About 800 local churches across Russia and the former Soviet Union will deliver Christmas gifts and the gospel — along with personalized greetings from donors in the United States — to an estimated 50,000 needy and forgotten children.
“It’s the first time most Russian families have ever had any connection with someone in America, and they can barely contain their excitement,” said Eric Mock, vice president of the Slavic Gospel Association, which operates Immanuel’s Child, the evangelical organization’s annual Christmas gospel outreach. “‘What’s the name of the person in America who’s praying for me?’ is the question the children ask most.
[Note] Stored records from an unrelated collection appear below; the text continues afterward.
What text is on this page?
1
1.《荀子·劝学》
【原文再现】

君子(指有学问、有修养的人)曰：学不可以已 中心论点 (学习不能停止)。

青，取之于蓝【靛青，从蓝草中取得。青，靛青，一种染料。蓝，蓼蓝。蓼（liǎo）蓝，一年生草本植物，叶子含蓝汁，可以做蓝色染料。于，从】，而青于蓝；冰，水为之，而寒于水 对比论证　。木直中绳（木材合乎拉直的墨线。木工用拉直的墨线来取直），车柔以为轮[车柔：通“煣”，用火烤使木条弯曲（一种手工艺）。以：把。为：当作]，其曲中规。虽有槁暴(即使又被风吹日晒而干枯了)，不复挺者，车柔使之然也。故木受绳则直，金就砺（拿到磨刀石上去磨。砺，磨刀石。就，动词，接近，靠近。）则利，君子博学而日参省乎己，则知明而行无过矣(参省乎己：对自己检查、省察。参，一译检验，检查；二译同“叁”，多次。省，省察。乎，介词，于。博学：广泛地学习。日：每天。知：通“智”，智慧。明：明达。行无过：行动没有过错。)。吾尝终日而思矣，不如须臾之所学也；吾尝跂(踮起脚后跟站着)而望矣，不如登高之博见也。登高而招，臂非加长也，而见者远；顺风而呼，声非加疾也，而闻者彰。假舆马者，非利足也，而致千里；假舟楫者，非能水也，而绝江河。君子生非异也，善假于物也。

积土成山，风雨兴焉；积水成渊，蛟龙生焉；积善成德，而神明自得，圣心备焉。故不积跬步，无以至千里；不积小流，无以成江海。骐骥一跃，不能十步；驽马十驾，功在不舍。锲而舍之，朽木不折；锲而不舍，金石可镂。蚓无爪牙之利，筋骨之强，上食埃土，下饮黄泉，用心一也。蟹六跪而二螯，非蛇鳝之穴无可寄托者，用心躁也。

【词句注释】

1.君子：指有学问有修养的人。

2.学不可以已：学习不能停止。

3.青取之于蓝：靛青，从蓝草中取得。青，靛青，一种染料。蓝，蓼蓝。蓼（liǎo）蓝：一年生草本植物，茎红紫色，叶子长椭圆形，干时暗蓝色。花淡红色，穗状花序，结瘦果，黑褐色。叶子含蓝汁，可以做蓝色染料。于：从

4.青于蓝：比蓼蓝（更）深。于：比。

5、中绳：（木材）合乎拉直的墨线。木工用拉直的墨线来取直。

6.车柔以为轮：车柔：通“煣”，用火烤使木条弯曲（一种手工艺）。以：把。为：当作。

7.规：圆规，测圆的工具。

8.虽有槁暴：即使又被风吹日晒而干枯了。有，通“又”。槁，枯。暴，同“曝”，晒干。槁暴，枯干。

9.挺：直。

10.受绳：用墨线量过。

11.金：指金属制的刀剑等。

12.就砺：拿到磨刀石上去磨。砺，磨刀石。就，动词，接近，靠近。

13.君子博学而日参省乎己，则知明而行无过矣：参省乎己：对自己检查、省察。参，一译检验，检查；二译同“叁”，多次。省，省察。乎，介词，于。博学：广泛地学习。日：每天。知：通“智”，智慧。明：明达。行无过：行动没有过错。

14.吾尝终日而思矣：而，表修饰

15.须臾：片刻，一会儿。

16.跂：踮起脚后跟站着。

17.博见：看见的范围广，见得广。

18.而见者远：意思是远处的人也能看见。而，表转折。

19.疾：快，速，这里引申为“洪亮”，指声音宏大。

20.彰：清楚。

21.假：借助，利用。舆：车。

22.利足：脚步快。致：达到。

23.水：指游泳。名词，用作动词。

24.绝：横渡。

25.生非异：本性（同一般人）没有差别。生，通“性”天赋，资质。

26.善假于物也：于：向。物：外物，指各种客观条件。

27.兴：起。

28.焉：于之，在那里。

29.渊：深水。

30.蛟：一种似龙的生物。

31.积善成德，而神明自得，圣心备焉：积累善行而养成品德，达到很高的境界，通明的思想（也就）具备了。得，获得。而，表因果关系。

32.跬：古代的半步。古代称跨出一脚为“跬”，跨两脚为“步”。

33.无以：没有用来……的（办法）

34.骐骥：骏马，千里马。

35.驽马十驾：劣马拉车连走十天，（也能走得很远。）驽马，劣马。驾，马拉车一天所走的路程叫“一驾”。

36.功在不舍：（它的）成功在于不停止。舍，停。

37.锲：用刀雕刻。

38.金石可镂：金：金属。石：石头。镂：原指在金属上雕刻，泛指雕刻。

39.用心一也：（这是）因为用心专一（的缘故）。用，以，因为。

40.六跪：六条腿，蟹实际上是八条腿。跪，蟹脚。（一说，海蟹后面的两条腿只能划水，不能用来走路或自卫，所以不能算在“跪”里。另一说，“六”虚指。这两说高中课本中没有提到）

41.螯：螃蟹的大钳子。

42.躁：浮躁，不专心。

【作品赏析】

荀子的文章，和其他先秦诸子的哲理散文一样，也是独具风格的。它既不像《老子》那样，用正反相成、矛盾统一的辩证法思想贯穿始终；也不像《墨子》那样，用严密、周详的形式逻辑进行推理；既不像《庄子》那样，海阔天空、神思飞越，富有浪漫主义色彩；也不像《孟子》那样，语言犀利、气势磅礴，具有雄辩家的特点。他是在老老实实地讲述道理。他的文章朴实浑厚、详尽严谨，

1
It’s overwhelming for them. It’s not about the gift as much as the giver.”
Immanuel’s Child offers U.S. families a special connection with needy children in 10 former Soviet countries ravaged by poverty and the pandemic. Each child receives a gift, a Bible and a Star of Bethlehem ornament printed with the name of an individual or family in America, along with the message “God Loves You” and a note saying they are praying for them. Last year, a church team from the United States helped a local pastor reenact the Christmas story at a Russian shopping center and hand out gifts to families.
“All the parents stood in line to find out how to pronounce the name of the person in America printed on their star and praying for their family,” Mock said. “Many will keep their star for years, often hanging in their room.”
This Christmas, as Russia battles a new COVID surge, local pastors and church members from the Arctic Circle to the deserts of Central Asia are determined to reach more children and families with the gospel than ever, organizing Immanuel’s Child events at local churches and orphanages, and going door-to-door in temperatures as low as 40 degrees below zero.
“Many have never heard about Jesus or the Christmas story,” said Mock, who spends several months every year in the former Soviet Union, working alongside local pastors as they share the love of Christ.
For every three children reached by Immanuel’s Child, local pastors estimate one parent responds to the gospel. This spiritual spark is bringing hope to communities battling the pandemic, poverty, rampant alcoholism and depression.